1) Translate the symbolic presentation of one of the inequality problems into words and ask for a logical reasoning solution, to see if the kid has the reasoning chops and is bewildered on the symbols: “I’m going to ask you for a number. When you tell me your number I’m going to double it, then add one. If the result is greater than 5, you win. If not, I win. What are some numbers you can pick so that you will win? What can you say about *all* the winning numbers?”

2) Ask for the translation of one of the inequality problems, or the equation the kid generated in Q1 into words, starting with “pick any number”, to see if we get any insight into how the kiddo is thinking about the symbols.

Also, I’m with Andrew on this one — the student is making a pretty consistent kind of mistake. Is there any way this could have been caught earlier?

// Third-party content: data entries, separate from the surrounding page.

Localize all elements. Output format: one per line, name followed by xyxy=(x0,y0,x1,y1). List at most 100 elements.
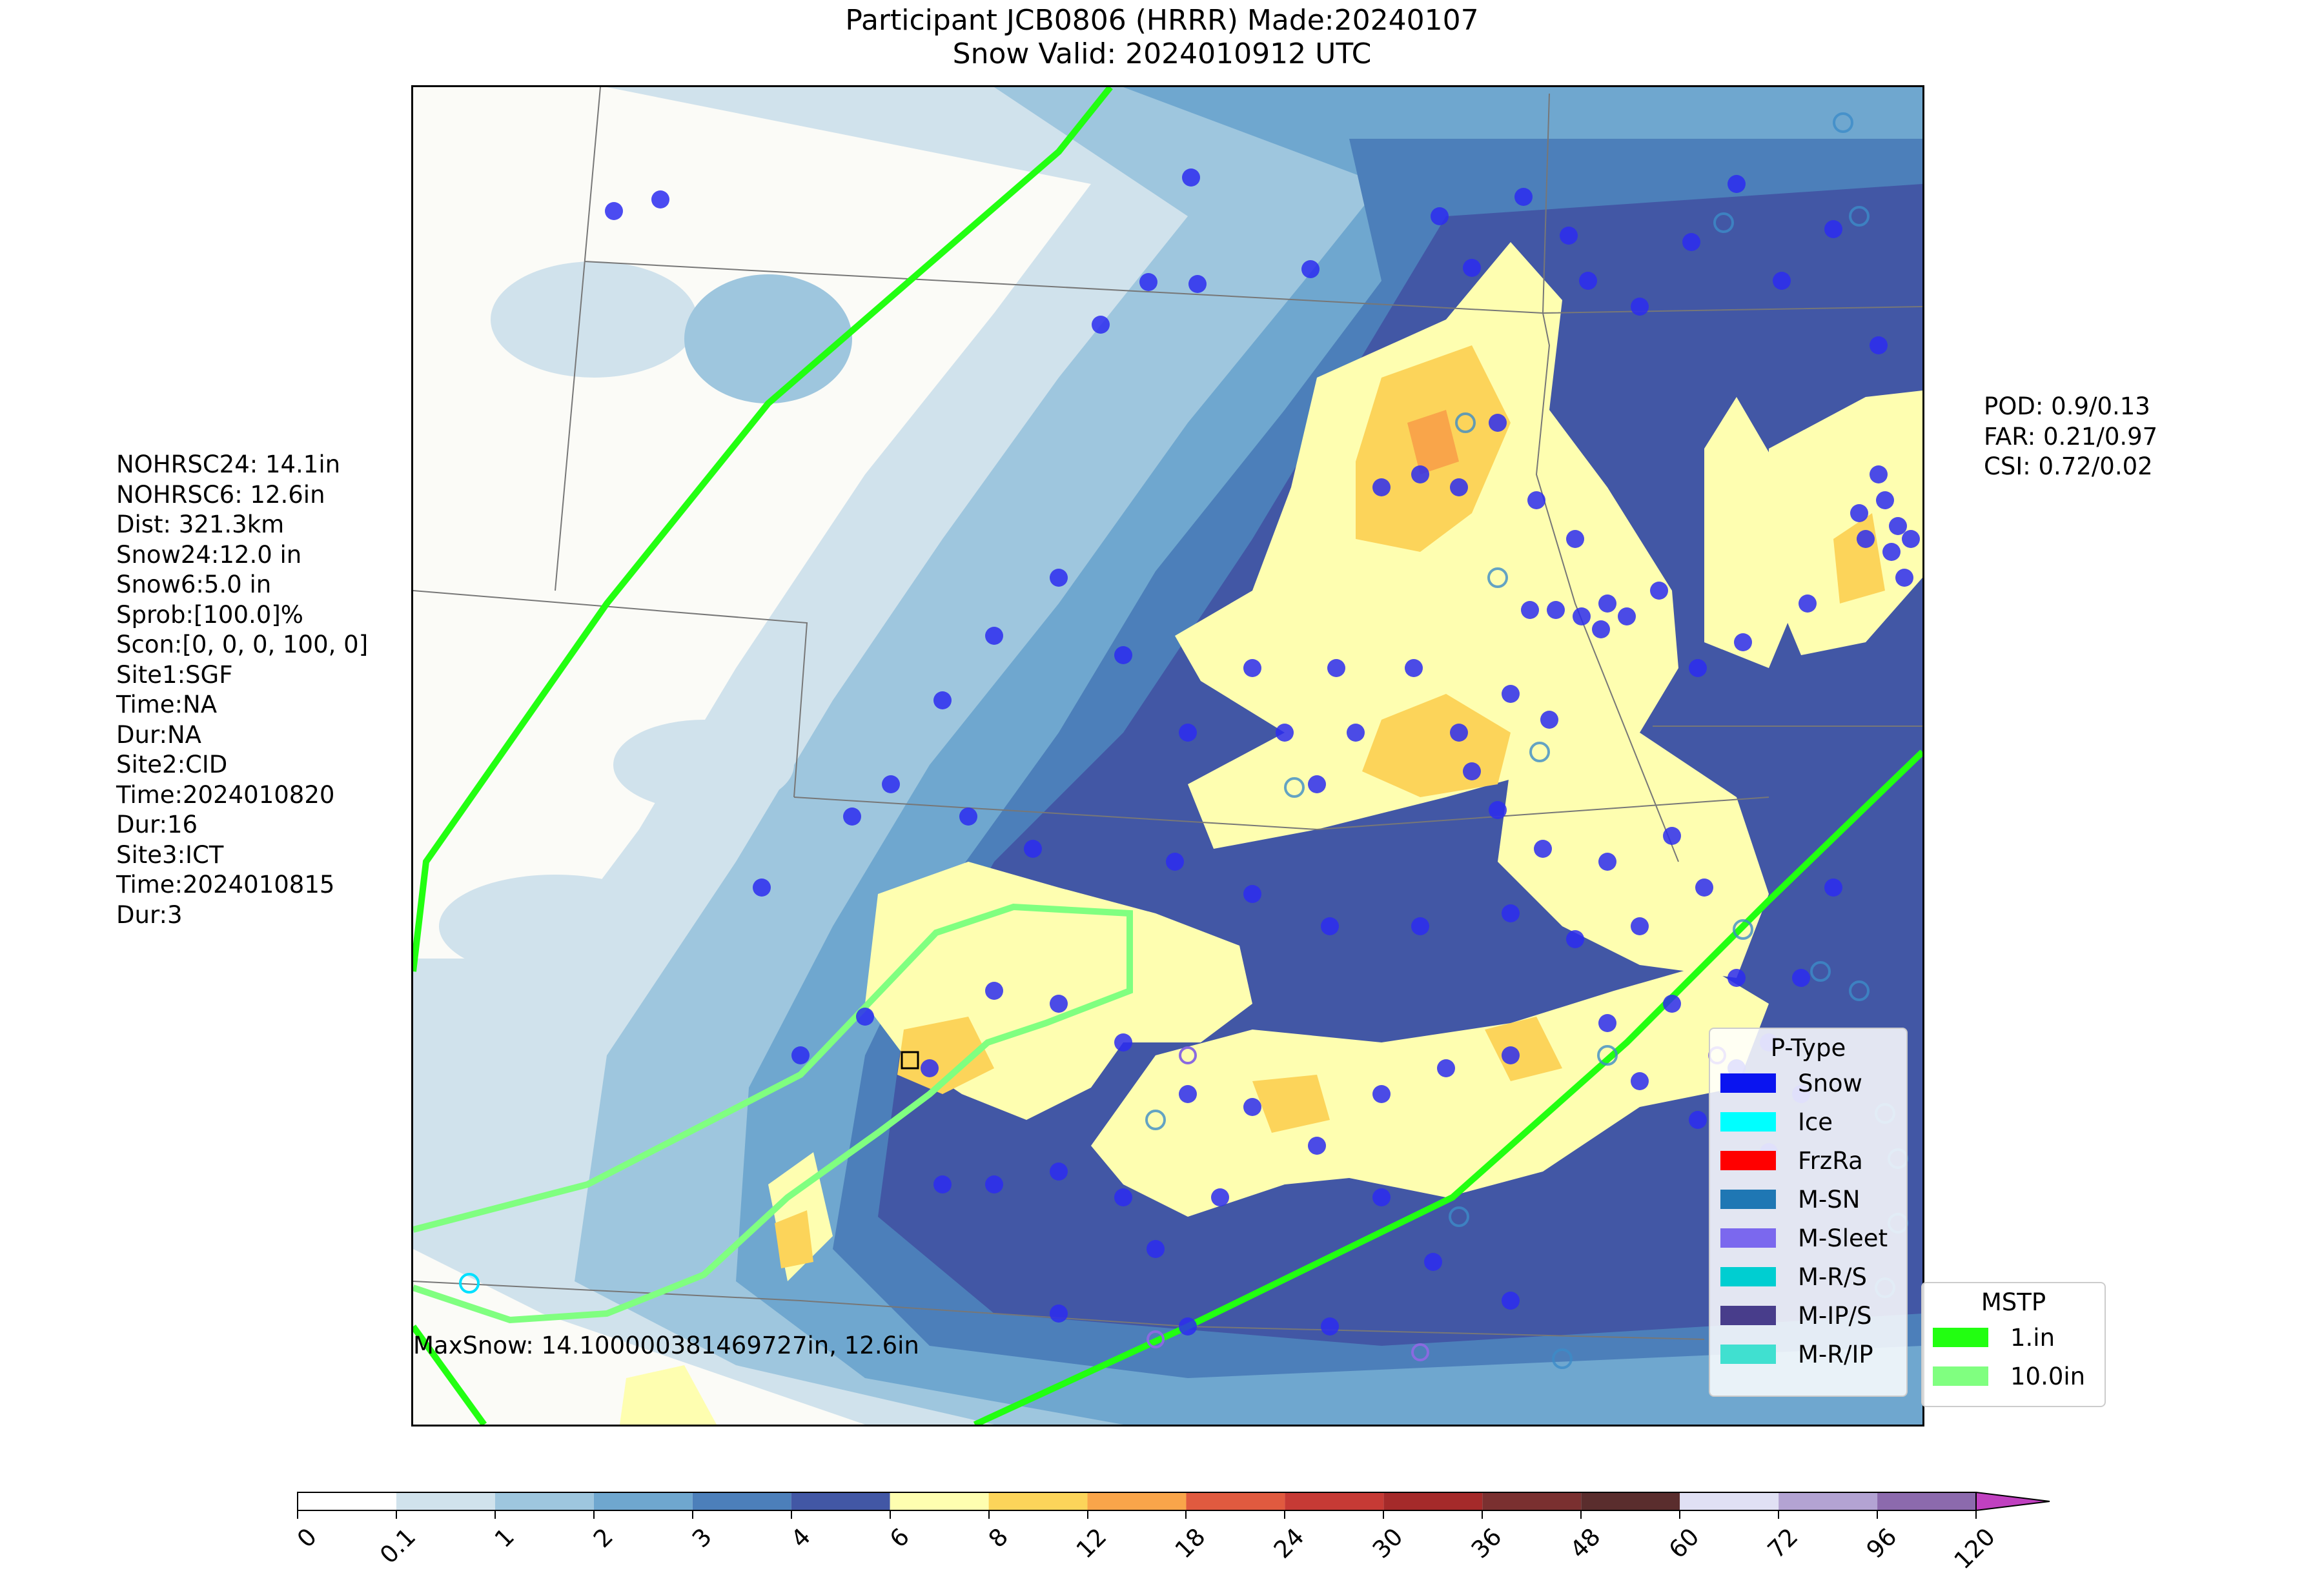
legend-item: M-Sleet xyxy=(1710,1219,1906,1257)
legend-label: M-Sleet xyxy=(1798,1224,1888,1252)
colorbar-tick-mark xyxy=(889,1511,891,1519)
colorbar-bar xyxy=(297,1491,2050,1512)
legend-swatch xyxy=(1720,1306,1776,1325)
legend-item: M-R/S xyxy=(1710,1257,1906,1296)
site-stat-line: NOHRSC6: 12.6in xyxy=(116,480,325,509)
legend-label: 1.in xyxy=(2010,1323,2055,1352)
colorbar-tick-mark xyxy=(1679,1511,1681,1519)
legend-label: M-IP/S xyxy=(1798,1301,1872,1330)
colorbar-segment xyxy=(1285,1492,1384,1510)
mstp-legend: MSTP 1.in 10.0in xyxy=(1921,1282,2106,1407)
legend-swatch xyxy=(1933,1328,1988,1347)
pod-stat: POD: 0.9/0.13 xyxy=(1984,392,2150,420)
legend-label: M-R/S xyxy=(1798,1263,1867,1291)
legend-item: M-SN xyxy=(1710,1180,1906,1219)
legend-item: 1.in xyxy=(1922,1318,2105,1357)
colorbar-tick-mark xyxy=(1975,1511,1977,1519)
colorbar-segment xyxy=(1680,1492,1779,1510)
legend-swatch xyxy=(1720,1151,1776,1170)
colorbar-tick-label: 0.1 xyxy=(374,1523,422,1570)
site-stats-panel: NOHRSC24: 14.1in NOHRSC6: 12.6in Dist: 321… xyxy=(116,450,368,930)
colorbar-tick-label: 48 xyxy=(1564,1523,1606,1564)
site-stat-line: Dist: 321.3km xyxy=(116,511,285,538)
colorbar-tick-mark xyxy=(395,1511,397,1519)
colorbar-segment xyxy=(1779,1492,1878,1510)
colorbar-tick-mark xyxy=(1482,1511,1483,1519)
colorbar-tick-mark xyxy=(988,1511,990,1519)
colorbar-tick-label: 12 xyxy=(1071,1523,1112,1564)
legend-label: Ice xyxy=(1798,1108,1833,1136)
colorbar-segment xyxy=(593,1492,693,1510)
colorbar-tick-mark xyxy=(1778,1511,1780,1519)
site-stat-line: Time:2024010815 xyxy=(116,871,335,899)
site-stat-line: Dur:NA xyxy=(116,720,201,749)
legend-swatch xyxy=(1720,1345,1776,1364)
colorbar-segment xyxy=(1087,1492,1187,1510)
colorbar-segment xyxy=(298,1492,396,1510)
legend-item: M-R/IP xyxy=(1710,1335,1906,1374)
colorbar-tick-label: 96 xyxy=(1860,1523,1902,1564)
colorbar-tick-label: 6 xyxy=(884,1523,915,1554)
site-stat-line: Scon:[0, 0, 0, 100, 0] xyxy=(116,631,369,658)
site-stat-line: Sprob:[100.0]% xyxy=(116,600,303,629)
colorbar-tick-mark xyxy=(1580,1511,1582,1519)
colorbar-tick-label: 60 xyxy=(1663,1523,1705,1564)
colorbar-segment xyxy=(1581,1492,1680,1510)
legend-swatch xyxy=(1720,1112,1776,1132)
colorbar-segment xyxy=(1383,1492,1483,1510)
colorbar-segment xyxy=(494,1492,594,1510)
colorbar-tick-mark xyxy=(494,1511,496,1519)
colorbar-tick-label: 18 xyxy=(1170,1523,1211,1564)
ptype-legend-title: P-Type xyxy=(1770,1034,1846,1062)
colorbar-tick-mark xyxy=(593,1511,595,1519)
mstp-legend-items: 1.in 10.0in xyxy=(1922,1318,2105,1396)
mstp-legend-title: MSTP xyxy=(1981,1288,2046,1316)
site-stat-line: Dur:3 xyxy=(116,900,183,929)
legend-label: 10.0in xyxy=(2010,1362,2086,1390)
colorbar-segment xyxy=(791,1492,890,1510)
chart-title-line1: Participant JCB0806 (HRRR) Made:20240107 xyxy=(845,4,1479,37)
colorbar-tick-mark xyxy=(1383,1511,1385,1519)
legend-item: FrzRa xyxy=(1710,1141,1906,1180)
colorbar-tick-mark xyxy=(790,1511,792,1519)
legend-swatch xyxy=(1720,1267,1776,1286)
verification-stats: POD: 0.9/0.13 FAR: 0.21/0.97 CSI: 0.72/0… xyxy=(1984,392,2157,482)
site-stat-line: Time:NA xyxy=(116,691,218,718)
site-stat-line: NOHRSC24: 14.1in xyxy=(116,451,341,478)
colorbar-tick-label: 120 xyxy=(1949,1523,2001,1575)
colorbar-tick-mark xyxy=(1086,1511,1088,1519)
colorbar-tick-label: 0 xyxy=(292,1523,323,1554)
site-stat-line: Site3:ICT xyxy=(116,840,224,869)
colorbar-extend-arrow xyxy=(1975,1491,2050,1512)
legend-label: M-SN xyxy=(1798,1185,1860,1213)
legend-item: Snow xyxy=(1710,1064,1906,1102)
legend-label: Snow xyxy=(1798,1069,1862,1097)
colorbar-tick-label: 2 xyxy=(588,1523,619,1554)
colorbar-segment xyxy=(692,1492,791,1510)
colorbar-tick-mark xyxy=(1185,1511,1187,1519)
colorbar-tick-label: 72 xyxy=(1762,1523,1804,1564)
colorbar-tick-label: 1 xyxy=(489,1523,520,1554)
colorbar-tick-label: 30 xyxy=(1367,1523,1409,1564)
colorbar-tick-mark xyxy=(1284,1511,1286,1519)
site-stat-line: Snow24:12.0 in xyxy=(116,540,302,569)
colorbar-segment xyxy=(1482,1492,1582,1510)
ptype-legend: P-Type Snow Ice FrzRa M-SN M-Sleet M-R/S M-IP/… xyxy=(1709,1028,1908,1397)
legend-item: M-IP/S xyxy=(1710,1296,1906,1335)
legend-label: FrzRa xyxy=(1798,1146,1863,1175)
colorbar-tick-label: 36 xyxy=(1465,1523,1507,1564)
site-stat-line: Site1:SGF xyxy=(116,660,233,689)
legend-label: M-R/IP xyxy=(1798,1340,1873,1368)
legend-item: 10.0in xyxy=(1922,1357,2105,1396)
legend-swatch xyxy=(1720,1073,1776,1093)
far-stat: FAR: 0.21/0.97 xyxy=(1984,422,2158,451)
legend-swatch xyxy=(1720,1190,1776,1209)
colorbar-segment xyxy=(1186,1492,1285,1510)
site-stat-line: Snow6:5.0 in xyxy=(116,571,272,598)
colorbar-tick-mark xyxy=(691,1511,693,1519)
snowfall-colorbar: 0 0.1 1 2 3 4 6 8 12 18 24 30 36 48 60 72 96 120 xyxy=(292,1491,2053,1574)
colorbar-segment xyxy=(988,1492,1088,1510)
site-stat-line: Dur:16 xyxy=(116,811,198,838)
site-stat-line: Time:2024010820 xyxy=(116,780,335,809)
colorbar-tick-label: 4 xyxy=(786,1523,817,1554)
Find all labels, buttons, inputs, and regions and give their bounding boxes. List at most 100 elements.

PS to myself: I would probably choose Option 1 of my two options, writing that story on a post-it note with the request that the student 1) answer the question, and 2) indicate which problem on the quiz my “regular language” question is most like and why.

I love love Option 1, and your diagnosis is really insightful. Does that diagnosis work for all the problems, though? In Q3 the student seems to be solving 2x+1 = 7, and then on the Q4 he successfully solves an equation (even if it’s the wrong equation). Like with so many student mistakes, this kid’s “misconception” about variables comes and goes. I’d maybe even call it a tendency to ignore the variable and just act on the surrounding numbers, not really a belief. I’m not sure how this impacts the sort of feedback that we’d give. Maybe it means that we want to extend what the kid knows from Q4 about variables and ask him to apply it to Q3 and Q2?